As part of our 2017-2018 season we’re continuing to give each of our core singers a turn at the helm of the blog. The below post below comes from our baritone and director, Jeffrey Gavett.
The composers for our concert of October 7th have all notated their scores in a somewhat traditional sense. We have sheets of paper with words, notes, lines, and symbols on them, that communicate to us what we are supposed to do to realize the music. One thing that differs between the pieces is the level of control that the composer decides to exert over the performance – below are a few examples selected from the concert’s repertoire.

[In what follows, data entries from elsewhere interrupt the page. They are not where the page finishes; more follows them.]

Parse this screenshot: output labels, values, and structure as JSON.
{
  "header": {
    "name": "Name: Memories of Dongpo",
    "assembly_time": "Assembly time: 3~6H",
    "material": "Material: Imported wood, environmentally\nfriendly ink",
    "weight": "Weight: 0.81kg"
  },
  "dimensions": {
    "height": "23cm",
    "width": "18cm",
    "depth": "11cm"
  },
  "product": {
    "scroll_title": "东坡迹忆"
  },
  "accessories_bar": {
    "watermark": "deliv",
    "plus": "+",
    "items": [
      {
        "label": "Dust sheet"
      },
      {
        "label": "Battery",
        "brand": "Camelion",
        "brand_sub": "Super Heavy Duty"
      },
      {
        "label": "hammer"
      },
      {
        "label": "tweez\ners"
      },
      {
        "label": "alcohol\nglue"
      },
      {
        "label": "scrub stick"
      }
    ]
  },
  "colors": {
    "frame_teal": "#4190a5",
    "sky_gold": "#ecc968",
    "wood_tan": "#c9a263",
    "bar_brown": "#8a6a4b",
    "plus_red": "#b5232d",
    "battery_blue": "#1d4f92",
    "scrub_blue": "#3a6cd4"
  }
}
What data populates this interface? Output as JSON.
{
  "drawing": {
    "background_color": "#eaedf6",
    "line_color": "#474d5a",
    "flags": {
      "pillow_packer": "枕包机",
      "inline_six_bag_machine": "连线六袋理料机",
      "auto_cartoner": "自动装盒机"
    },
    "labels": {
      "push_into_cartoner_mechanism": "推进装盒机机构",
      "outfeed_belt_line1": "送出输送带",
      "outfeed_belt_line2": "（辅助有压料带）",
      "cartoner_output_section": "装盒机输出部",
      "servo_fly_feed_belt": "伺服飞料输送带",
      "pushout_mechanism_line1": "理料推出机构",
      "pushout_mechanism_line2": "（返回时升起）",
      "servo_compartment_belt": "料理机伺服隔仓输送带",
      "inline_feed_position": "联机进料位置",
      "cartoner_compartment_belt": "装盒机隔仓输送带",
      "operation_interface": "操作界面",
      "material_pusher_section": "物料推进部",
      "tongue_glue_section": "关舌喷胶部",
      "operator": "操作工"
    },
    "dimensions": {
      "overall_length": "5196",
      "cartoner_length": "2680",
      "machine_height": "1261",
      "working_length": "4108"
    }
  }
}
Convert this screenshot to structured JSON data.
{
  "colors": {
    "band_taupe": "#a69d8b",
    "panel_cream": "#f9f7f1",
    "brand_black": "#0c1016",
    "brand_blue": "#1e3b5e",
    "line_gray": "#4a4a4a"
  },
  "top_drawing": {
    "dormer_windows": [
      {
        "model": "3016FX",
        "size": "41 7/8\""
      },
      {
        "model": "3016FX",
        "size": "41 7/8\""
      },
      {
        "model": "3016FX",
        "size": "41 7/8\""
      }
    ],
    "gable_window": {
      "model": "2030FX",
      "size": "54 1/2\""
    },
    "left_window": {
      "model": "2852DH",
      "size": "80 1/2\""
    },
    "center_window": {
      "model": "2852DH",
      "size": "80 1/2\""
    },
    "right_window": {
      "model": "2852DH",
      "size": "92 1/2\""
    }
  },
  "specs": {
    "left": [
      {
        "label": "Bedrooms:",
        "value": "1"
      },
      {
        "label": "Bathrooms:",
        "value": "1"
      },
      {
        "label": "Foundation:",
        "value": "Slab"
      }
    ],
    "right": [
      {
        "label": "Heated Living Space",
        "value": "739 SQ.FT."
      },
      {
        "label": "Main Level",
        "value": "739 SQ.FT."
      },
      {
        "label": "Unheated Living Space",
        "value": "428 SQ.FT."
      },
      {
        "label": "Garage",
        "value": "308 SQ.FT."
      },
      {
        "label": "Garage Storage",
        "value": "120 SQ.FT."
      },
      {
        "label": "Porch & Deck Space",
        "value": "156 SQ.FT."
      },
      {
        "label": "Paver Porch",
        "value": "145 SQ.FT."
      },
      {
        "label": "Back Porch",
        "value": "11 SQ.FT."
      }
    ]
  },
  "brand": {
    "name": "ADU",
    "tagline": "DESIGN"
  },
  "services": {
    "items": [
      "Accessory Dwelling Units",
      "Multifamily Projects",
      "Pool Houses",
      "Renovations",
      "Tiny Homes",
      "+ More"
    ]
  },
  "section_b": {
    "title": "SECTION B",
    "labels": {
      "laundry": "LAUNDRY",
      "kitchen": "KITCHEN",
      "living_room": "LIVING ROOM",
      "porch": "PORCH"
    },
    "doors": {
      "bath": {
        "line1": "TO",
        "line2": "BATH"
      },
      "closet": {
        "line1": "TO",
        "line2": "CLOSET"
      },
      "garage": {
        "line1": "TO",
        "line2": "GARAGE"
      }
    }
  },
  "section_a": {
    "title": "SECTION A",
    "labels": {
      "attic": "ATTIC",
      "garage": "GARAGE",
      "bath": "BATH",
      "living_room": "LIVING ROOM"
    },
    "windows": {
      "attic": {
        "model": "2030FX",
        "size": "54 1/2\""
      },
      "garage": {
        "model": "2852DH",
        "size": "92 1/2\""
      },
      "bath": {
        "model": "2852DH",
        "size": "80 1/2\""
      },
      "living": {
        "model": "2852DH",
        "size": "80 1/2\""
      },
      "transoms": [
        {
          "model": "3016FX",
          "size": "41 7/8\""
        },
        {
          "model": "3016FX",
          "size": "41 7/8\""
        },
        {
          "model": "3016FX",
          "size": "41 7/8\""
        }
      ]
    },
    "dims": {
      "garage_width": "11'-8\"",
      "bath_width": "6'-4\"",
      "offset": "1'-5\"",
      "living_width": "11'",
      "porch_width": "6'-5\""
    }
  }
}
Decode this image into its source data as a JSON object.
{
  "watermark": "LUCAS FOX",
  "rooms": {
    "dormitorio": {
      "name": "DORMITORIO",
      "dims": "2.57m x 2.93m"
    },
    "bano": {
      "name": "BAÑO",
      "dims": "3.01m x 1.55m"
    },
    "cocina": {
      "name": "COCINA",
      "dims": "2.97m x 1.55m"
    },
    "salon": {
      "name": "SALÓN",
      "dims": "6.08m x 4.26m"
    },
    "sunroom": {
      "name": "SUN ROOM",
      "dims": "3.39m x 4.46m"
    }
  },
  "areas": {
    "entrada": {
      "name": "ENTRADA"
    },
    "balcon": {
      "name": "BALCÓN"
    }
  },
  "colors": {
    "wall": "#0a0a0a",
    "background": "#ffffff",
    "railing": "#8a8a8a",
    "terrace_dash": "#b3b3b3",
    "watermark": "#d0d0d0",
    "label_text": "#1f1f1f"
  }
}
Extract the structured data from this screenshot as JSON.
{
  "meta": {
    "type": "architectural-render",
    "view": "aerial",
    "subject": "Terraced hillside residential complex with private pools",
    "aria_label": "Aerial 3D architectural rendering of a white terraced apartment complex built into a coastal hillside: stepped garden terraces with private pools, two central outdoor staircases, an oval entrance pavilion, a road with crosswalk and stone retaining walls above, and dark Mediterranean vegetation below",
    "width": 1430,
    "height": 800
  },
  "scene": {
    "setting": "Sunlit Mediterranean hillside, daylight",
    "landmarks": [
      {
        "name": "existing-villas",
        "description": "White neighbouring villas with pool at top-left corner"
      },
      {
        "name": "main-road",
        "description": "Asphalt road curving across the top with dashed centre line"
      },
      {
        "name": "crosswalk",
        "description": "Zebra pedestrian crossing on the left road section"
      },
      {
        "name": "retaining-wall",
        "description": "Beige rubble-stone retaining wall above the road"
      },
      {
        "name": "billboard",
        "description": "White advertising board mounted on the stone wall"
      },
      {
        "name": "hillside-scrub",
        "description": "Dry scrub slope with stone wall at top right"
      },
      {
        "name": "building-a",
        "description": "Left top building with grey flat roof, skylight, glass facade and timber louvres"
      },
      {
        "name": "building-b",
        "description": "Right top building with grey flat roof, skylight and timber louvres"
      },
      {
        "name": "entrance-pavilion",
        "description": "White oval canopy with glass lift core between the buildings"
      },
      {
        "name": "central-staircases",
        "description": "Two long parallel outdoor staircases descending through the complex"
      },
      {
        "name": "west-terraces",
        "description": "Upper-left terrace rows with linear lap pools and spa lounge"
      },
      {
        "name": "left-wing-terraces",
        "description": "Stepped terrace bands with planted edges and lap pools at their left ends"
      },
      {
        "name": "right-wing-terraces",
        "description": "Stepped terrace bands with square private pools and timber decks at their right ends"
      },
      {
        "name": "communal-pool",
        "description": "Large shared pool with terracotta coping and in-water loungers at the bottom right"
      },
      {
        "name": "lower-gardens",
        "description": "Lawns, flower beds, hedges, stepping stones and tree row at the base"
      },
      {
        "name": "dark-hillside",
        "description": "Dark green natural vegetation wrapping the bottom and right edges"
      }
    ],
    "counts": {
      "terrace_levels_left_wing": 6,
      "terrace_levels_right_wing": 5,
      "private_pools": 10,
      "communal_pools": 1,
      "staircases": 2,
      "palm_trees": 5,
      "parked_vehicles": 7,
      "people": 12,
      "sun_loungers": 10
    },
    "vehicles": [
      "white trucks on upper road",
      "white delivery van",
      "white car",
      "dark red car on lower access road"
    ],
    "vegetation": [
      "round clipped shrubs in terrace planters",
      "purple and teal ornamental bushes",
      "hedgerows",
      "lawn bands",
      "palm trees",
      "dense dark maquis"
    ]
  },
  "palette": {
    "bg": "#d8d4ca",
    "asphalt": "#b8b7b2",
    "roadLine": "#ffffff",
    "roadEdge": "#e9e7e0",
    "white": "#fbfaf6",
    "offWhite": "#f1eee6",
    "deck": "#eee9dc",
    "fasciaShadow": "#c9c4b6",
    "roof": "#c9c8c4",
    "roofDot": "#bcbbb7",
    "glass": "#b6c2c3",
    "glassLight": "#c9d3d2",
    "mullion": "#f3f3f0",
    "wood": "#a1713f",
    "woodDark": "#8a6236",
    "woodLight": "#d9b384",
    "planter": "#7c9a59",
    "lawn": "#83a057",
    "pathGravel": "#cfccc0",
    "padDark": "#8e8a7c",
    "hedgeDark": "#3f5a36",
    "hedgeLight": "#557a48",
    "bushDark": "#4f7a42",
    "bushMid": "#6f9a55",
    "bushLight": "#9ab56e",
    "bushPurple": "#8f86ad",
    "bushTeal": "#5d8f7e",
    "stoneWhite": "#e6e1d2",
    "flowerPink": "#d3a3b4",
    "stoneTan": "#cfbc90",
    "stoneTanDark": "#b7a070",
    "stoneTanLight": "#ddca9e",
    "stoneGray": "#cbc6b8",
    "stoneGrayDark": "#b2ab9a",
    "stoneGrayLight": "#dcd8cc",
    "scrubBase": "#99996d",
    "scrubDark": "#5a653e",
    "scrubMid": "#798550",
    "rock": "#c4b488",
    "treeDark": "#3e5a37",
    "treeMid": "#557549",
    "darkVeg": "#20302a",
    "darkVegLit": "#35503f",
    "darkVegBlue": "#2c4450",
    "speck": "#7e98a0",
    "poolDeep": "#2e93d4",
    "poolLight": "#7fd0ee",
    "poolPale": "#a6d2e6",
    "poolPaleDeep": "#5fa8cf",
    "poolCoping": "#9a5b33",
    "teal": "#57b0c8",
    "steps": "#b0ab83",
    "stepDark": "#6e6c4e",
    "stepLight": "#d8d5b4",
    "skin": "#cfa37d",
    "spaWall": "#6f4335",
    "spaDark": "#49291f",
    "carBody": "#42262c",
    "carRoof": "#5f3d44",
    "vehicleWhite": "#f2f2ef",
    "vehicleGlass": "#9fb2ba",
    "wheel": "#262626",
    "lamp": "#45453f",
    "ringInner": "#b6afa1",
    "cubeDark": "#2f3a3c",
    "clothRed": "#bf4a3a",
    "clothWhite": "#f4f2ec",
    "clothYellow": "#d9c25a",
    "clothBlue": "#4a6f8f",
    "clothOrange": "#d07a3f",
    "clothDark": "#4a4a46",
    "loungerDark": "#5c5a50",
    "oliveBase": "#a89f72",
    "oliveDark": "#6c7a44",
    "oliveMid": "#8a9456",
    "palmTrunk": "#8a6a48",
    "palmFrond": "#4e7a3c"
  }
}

James Weeks’s Primo Libro exerts a level of specific control of the performance in many ways. The octave is divided into 31 equal parts, demanding a specificity of intonation from the singers, who are also following a rhythmic flow that moves on a prescribed grid, but without traditional meter. Cassandra Miller’s Guide also asks the singers to perform a difficult and specific task in memorizing, slowing down, and transposing the details of an audio recorded performance. However, the ensemble is split up into three groups, each of which must coordinate internally, but which move independently from one another. Thus the performances are rigidly controlled at the level of the individual, and small group, but the larger work is more open.
Liza Lim’s Three Angels contains a range of notational styles and levels of control. The soprano’s music is extraordinarily specific, with difficult rhythms and quarter tone inflections of melody throughout. The baritone’s solo is traditionally notated, but also includes instructions for improvisatory looping and shifting of materials. The mezzo soprano performs with a small ‘wacky whistle’ on her palate, and her music is written totally graphically. The coordination of the solos is also left slightly open, similar to how Miller’s work is more open in a larger formal sense.
Ben Johnston’s Rose, like James Weeks’s Primo Libro, is extremely specific in its pitch demands. Written in a 7-limit just intonation system, the work avoids the traditional triads of a 5-limit system and creates a new harmonic grammar for its tuning. Its rhythm and formal language however are musically very traditional, and depend on phrasing and shaping by the singers for expressive purposes.